Merkel und Sarkozy wollen bei gemeinsamer Besteuerung von Unternehmen vorangehen

Frankreich und Deutschland wollen bei ihrem Gipfel an diesem Montag konkrete Vorschläge für eine stärker abgestimmte Besteuerung von Unternehmen vorlegen.

Bundeskanzlerin Angela Merkel (CDU) und der französische Präsident Nicolas Sarkozy würden dazu voraussichtlich ein "Grünbuch" vorlegen, sagte ein Sprecher des Finanzministeriums am Freitag in Berlin.

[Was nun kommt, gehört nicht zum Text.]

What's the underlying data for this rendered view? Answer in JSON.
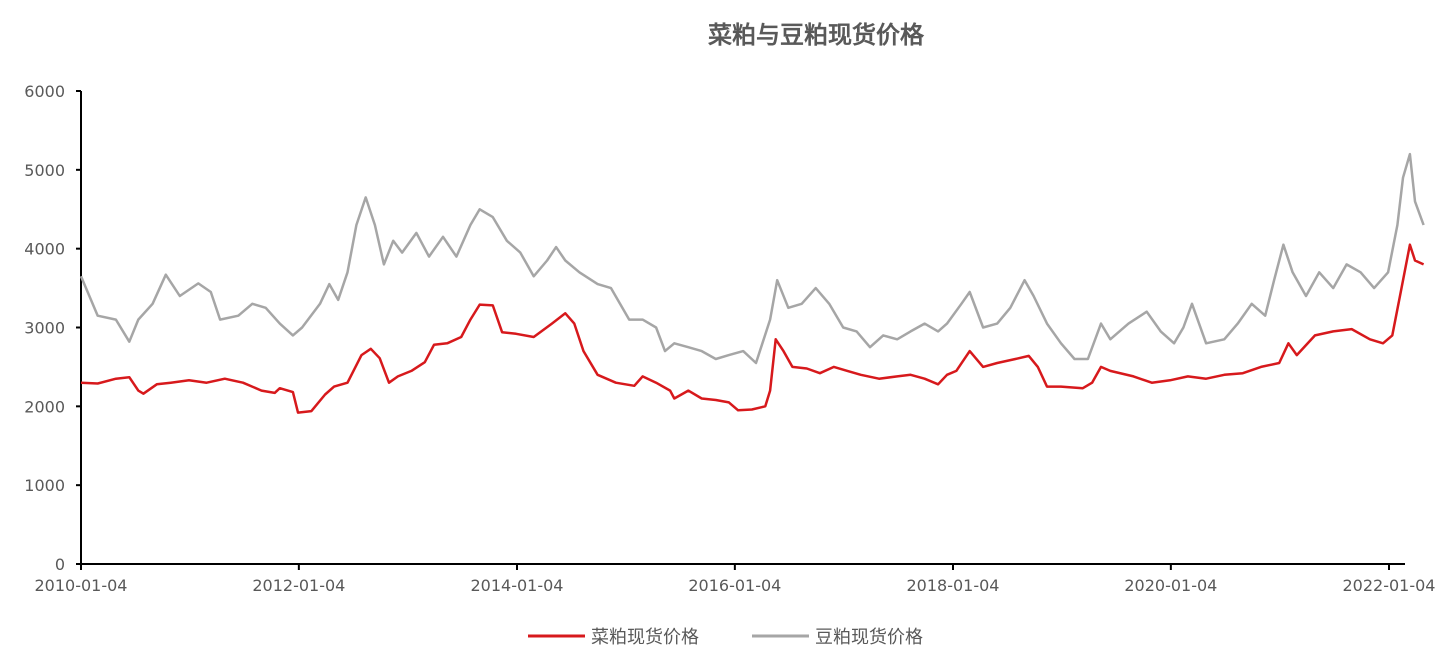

Beide Länder hatten im vergangenen Jahr angekündigt, dass sie in dem jahrelangen EU-Streit über eine Harmonisierung vorangehen und schon 2013 eine einheitliche Körperschaftsteuer auf den Weg bringen wollen. Die Bemessungsgrundlage und der Steuersatz sollen angeglichen werden.

In Frankreich ist der Steuersatz bisher höher, die Berechnungsgrundlage beziehungsweise Steuerbasis aber kleiner. Unterm Strich ist die Belastung der Unternehmen in Frankreich aber höher. Bei einer Harmonisierung der Körperschaftssteuer wäre nur ein Teil der Steuerlast betroffen. Schließlich gibt es noch die Gewerbesteuer.

Erwartet wird, dass Merkel und Sarkozy in Paris auch über die dramatische Lage in Griechenland und die weiteren Schritte in der Schuldenkrise beraten werden. Am Gipfel in Paris nehmen auf deutscher Seite acht Minister teil.